A meeting yesterday between Mayor Bill DeBlasio with the leaders of five NYC police unions, though apparently fairly civil, yielded no clear progress toward a resolution of the current antagonism between City Hall and New York’s men in blue.   That is hardly surprising, because the two sides can never openly acknowledge, much less agree on, the problem at the core of the dispute.

The problem is endemic racism among New York City cops. The problem is by no means peculiar to New York—it’s probably less serious in New York than in a lot of other places—but it is real nonetheless. It is a reality that the police will never acknowledge.   At least since the 1960s, when police opposition successfully defeated a proposed police Civilian Complaint Review Board, the police organizations have been committed to the notion that police brutality and racism are for all practical purposes non-existent, that they are politically motivated fantasies.

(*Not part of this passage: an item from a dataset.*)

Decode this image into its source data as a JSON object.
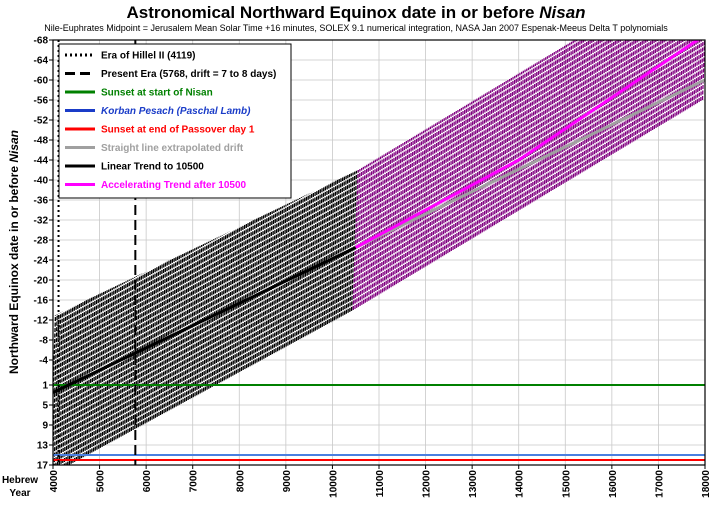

DeBlasio, too, can’t openly name the problem. His success as mayor will depend in part on his ability to demonstrate that his progressive policy agenda is compatible with the maintenance of law and order.   (A well-worn right-wing trope is that liberalism was responsible for New York’s disorder and decline in the 70s, 80s and 90s.) For that, he needs the cooperation, at least grudging cooperation, of the agents of law and order. So, he can’t afford to be in a permanent state of cold war with the police. Which means that he must tread carefully in alluding to police racism. Even his relatively mild and indirect allusion to the problem, his revealing that he had counseled his biracial son to be very careful in encounters with police officers, evoked a furious reaction from the police, a reaction that is in itself indicative of the gulf of incomprehension that separates the police from minority communities.

So, DeBlasio has to walk a fine line. His own convictions as well as political realities require that he acknowledge the pain and outrage manifested in the recent wave of demonstrations against police abuse.   But political realities also require that he come to some modus vivendi with the police, who refuse to recognize any fault on their part.   He’s got a tough job.

DeBlasio’s challenge is all the greater thanks to New York’s tabloid newspapers, the Daily News and the New York Post. The NY Times has supported the mayor editorially and has provided reasonably balanced coverage of his police problems, but most cops don’t read the Times. The News has been unabashedly partisan in the pro-police bias of its news coverage, but the News has been restrained compared to the Post. People who don’t live in New York, or New Yorkers who only look at the Times, might find it hard to imagine just how bad a so-called newspaper can be. Suffice it to say that the Post makes Fox News look like a paragon of journalistic responsibility and integrity.   Day after day the Post’s “news” pages have poured out anti-Deblasio vitriol, often in screaming front page headlines and two-page spreads.   So, one tabloid provides the cops with daily vindication for their rancor while the other actively incites them.   This is undoubtedly an important part of the explanation for the brazenness of the police’s freely expressed, self-righteous contempt for civilian authority.